Fran era tan chico, tan diminuto, que podía contenerlo entre mis antebrazos. Después de cambiarlo, me inclinaba hacia adelante, hacia su cuerpo, lo rodeaba formando un refugio cálido, humano y materno. Fran me miraba con esa expresión de intriga, con esos ojos grandes y oscuros que me buscaban, moviendo su cabeza de manera instintiva, o nerviosa, o juguetona, no lo sé. Yo posaba la punta de mi nariz sobre la suya, jugaba con un leve movimiento de la cabeza, y desde su boca abierta y sin dientes asomaba una mueca de satisfacción. De su nariz ínfima pasaba al cuello, depositaba unos besos ruidosos sobre los pliegos suaves de ese cuello apenas desarrollado y tomaba sus manos con las mías. Sentía su piel suave y absorbía el perfume angelical de niño sano; de sus bracitos pasaba al tronco, recién alimentado y candoroso, a su ombligo de juguete para llegar a sus piernas. Las tomaba con mis dedos, le hacía unos masajes cariñosos, como si pudiera saborearlas.
En ese momento llegaban el miedo y el deseo. Las caricias sobre sus piernas tan pequeñas me hacían pensar en el diagnóstico, y me repetía: a vos, no. Por favor, a vos no.
¿Qué podía hacer con Janito, más que acompañarlo con mi amor de madre? Dicen que el amor de madre es incondicional, y lo es, pero en mi caso, demandaba un poco más: tenía que dejar de lado mis sentimientos, mi bronca, la impotencia por aquel diagnóstico que pesaba sobre mi hijo como una condena y sonreír, levantar el ánimo y seguir adelante.

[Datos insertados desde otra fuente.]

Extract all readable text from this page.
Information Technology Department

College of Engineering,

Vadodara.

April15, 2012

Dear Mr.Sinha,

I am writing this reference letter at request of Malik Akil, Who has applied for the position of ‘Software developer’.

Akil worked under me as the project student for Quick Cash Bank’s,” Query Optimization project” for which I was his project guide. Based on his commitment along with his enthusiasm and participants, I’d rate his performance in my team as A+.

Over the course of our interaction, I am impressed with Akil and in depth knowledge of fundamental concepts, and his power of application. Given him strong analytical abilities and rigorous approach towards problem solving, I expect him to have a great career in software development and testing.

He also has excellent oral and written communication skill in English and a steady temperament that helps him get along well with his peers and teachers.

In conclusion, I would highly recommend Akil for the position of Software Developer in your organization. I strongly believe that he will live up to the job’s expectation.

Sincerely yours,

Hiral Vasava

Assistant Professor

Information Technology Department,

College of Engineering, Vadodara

Distrofia muscular de Duchenne. Cómo odié ese nombre, Dios mío. No te das una idea, Gordo, las noches que me pasé insultando a ese francés. De nada servía saber que se trataba de un pionero de la neurología, o que había sido un miembro ilustre de la Sociedad de Medicina de París en 1851. Esto era Beccar, año 1985, era mi hijo Janito y su diagnóstico irreversible.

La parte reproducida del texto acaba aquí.